Melrose felt confused. "Augusta? No, the other Miss Craigie."
"Ernestine? She didn't get one."
"One what?"
"Letters! Isn't that what you're talking about?"
Then Melrose remembered. The Perk child had said anonymous letters had been written in colors. "Good heavens, no. I was talking about the birdwatchers' map." Melrose shoved it toward her face like a proof of identity.
"Oh. Oh!" As she almost smiled before she blushed again, he took the opportunity to invite her to tea. He hoped the Bodenheims were not dismantling his Rolls.
Once settled in the Magic Muffin at a wobbly table with a view of the High, they introduced themselves. Then Polly Praed said, "Why were you talking to Freddie Mainwaring? Are you thinking of property or something?"
"I'm, ah, interested in Stonington."
"Not really! That's the Kennington place. He died, you know."
Death had apparently not cut a very wide swathe in Littlebourne, given everyone's surprise that one of their number had succumbed to it.
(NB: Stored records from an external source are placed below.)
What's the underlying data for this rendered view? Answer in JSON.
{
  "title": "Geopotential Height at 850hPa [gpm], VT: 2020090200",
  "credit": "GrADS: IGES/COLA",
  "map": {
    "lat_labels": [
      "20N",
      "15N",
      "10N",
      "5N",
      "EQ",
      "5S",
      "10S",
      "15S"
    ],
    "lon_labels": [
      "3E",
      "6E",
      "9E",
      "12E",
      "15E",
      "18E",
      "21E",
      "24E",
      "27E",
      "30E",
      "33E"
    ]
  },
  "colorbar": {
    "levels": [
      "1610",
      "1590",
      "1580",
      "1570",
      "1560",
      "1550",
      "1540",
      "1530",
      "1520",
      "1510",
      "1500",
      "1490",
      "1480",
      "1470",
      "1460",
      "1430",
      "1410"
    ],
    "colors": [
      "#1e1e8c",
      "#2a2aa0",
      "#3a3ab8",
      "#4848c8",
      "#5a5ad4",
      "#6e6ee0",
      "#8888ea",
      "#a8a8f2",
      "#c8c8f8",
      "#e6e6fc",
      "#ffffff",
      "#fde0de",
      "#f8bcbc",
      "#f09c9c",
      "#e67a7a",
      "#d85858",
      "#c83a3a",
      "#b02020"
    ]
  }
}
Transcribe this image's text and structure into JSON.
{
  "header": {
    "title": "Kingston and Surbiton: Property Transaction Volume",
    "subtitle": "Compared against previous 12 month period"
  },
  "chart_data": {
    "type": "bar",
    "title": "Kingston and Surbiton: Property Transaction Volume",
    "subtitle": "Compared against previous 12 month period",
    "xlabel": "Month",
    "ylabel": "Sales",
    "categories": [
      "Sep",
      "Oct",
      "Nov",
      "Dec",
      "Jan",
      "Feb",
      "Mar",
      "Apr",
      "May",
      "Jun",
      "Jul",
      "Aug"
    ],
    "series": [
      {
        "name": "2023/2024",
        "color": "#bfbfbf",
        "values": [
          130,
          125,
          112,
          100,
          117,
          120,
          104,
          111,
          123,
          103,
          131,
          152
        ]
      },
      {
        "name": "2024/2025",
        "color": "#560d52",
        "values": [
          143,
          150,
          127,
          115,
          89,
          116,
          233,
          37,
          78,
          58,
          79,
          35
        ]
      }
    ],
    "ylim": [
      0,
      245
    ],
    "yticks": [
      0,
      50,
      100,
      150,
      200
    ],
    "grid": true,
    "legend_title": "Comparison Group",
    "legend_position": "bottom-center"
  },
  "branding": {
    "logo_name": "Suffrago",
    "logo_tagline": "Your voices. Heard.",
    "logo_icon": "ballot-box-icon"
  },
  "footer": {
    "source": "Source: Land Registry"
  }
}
Melrose watched a tall, thin woman approach their table. Polly Praed asked for tea and what sorts of muffins she had today.
"Aubergine."
"Aubergine?" Polly looked doubtful. "I've never heard of aubergine muffins." As the woman walked away, Polly lifted her eyeglasses to the top of her head, and said to Melrose, "Do you suppose they're some awful shade of yellow?"
"Probably." He noticed, though, that her eyes certainly were not. They were cornflower blue or violet, depending upon the light when she turned her head.
"Are you trying to tell me Ernestine Craigie and that potty bunch of bird enthusiasts are going out in the Horndean wood after what happened-I'm sure you've heard about our murder."
"Miss Craigie is determined to view the Speckled Crackle. I believe she would step over whole rows of dead bodies to do so."
Muffins and tea were set before them. They seemed quite ordinary muffins, brown and wholesome-looking.
Polly said, buttering a muffin half, "We've even got Scotland Yard here about it." She became silent, pensive, her hand upraised with the muffin unbitten, crumbs cascading down her jumper sleeve. Melrose thought she'd gone into some sort of fugue. Finally, she came back to life and ate the muffin.